Remix.run Logo
MelonUsk 3 hours ago

Yep, that’s true

But those links are Googled after the model started to answer, they are not the links to the training data

Imagine an artificial “librarian” that read all the books and spits hallucinated quotes for you

But doesn’t let you enter the library, open a single book or even see the sources for those hallucinated quotes

But instead Googles some sources based on hallucinations after generating them ;-)

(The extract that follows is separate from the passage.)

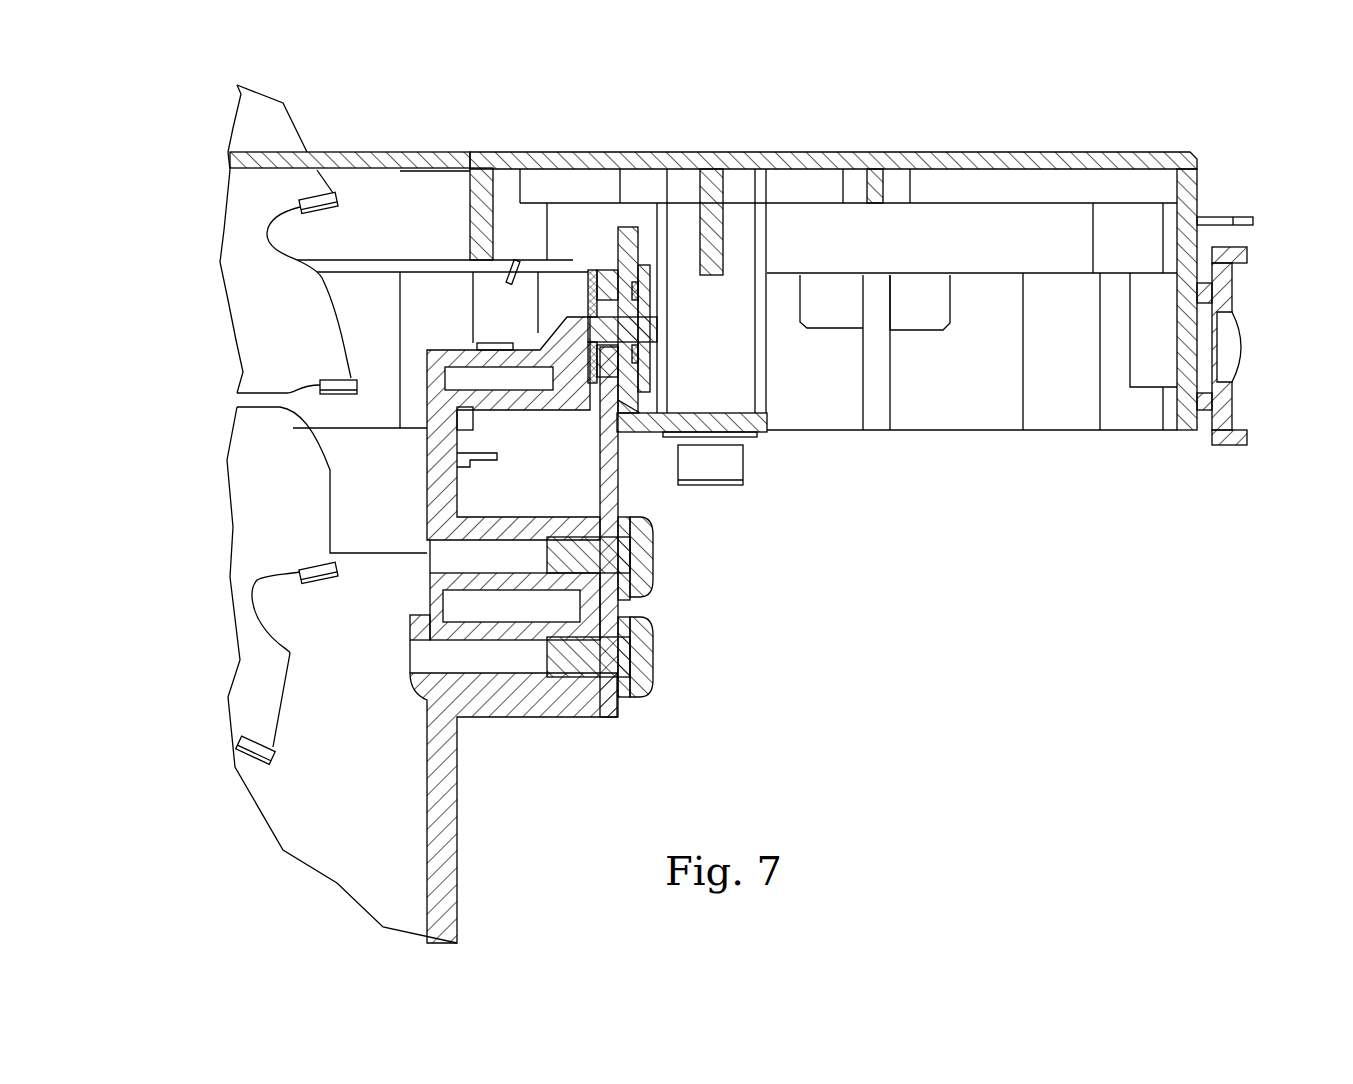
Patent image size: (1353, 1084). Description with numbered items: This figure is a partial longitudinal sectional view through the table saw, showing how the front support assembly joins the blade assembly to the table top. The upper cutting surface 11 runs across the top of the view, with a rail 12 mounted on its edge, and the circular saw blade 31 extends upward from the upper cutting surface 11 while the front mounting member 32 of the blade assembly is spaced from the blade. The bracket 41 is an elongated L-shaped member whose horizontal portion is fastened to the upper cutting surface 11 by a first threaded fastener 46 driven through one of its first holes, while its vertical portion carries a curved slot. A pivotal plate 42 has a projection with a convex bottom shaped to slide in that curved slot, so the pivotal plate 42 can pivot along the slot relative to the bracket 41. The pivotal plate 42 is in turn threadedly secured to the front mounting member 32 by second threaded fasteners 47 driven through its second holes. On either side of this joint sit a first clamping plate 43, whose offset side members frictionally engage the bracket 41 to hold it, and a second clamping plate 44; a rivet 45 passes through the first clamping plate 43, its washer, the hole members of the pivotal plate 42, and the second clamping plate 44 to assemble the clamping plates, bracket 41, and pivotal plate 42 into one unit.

It’s better than nothing but you can Google them, too, while training data (the library) is completely hidden from you, even the public domain parts of it - zero attribution

dmortin 2 hours ago | parent [-]

There should be at least some correlation. When building the model they give more weight to some pages (e.g. Wikipedia) which have bigger trust (pagerank?). And when they provide links in answers, those matches are listed first which have better pagerank for the query.

So if it sources something in Wikipedia, it is more likely to provide Wikipedia as a trusted source for it.

The problem is when an answer is hallucinated, false, it may provide a source for it which contains the invalid info.

MelonUsk 2 hours ago | parent [-]

Yep, a few non-profits work on direct training data attribution:

OlmoTrace, Guide Labs with Clarity and a few more

Labs train the model with attribution baked-in and they say the bigger the model - the more interpretable it becomes

Pretty sure it’s the future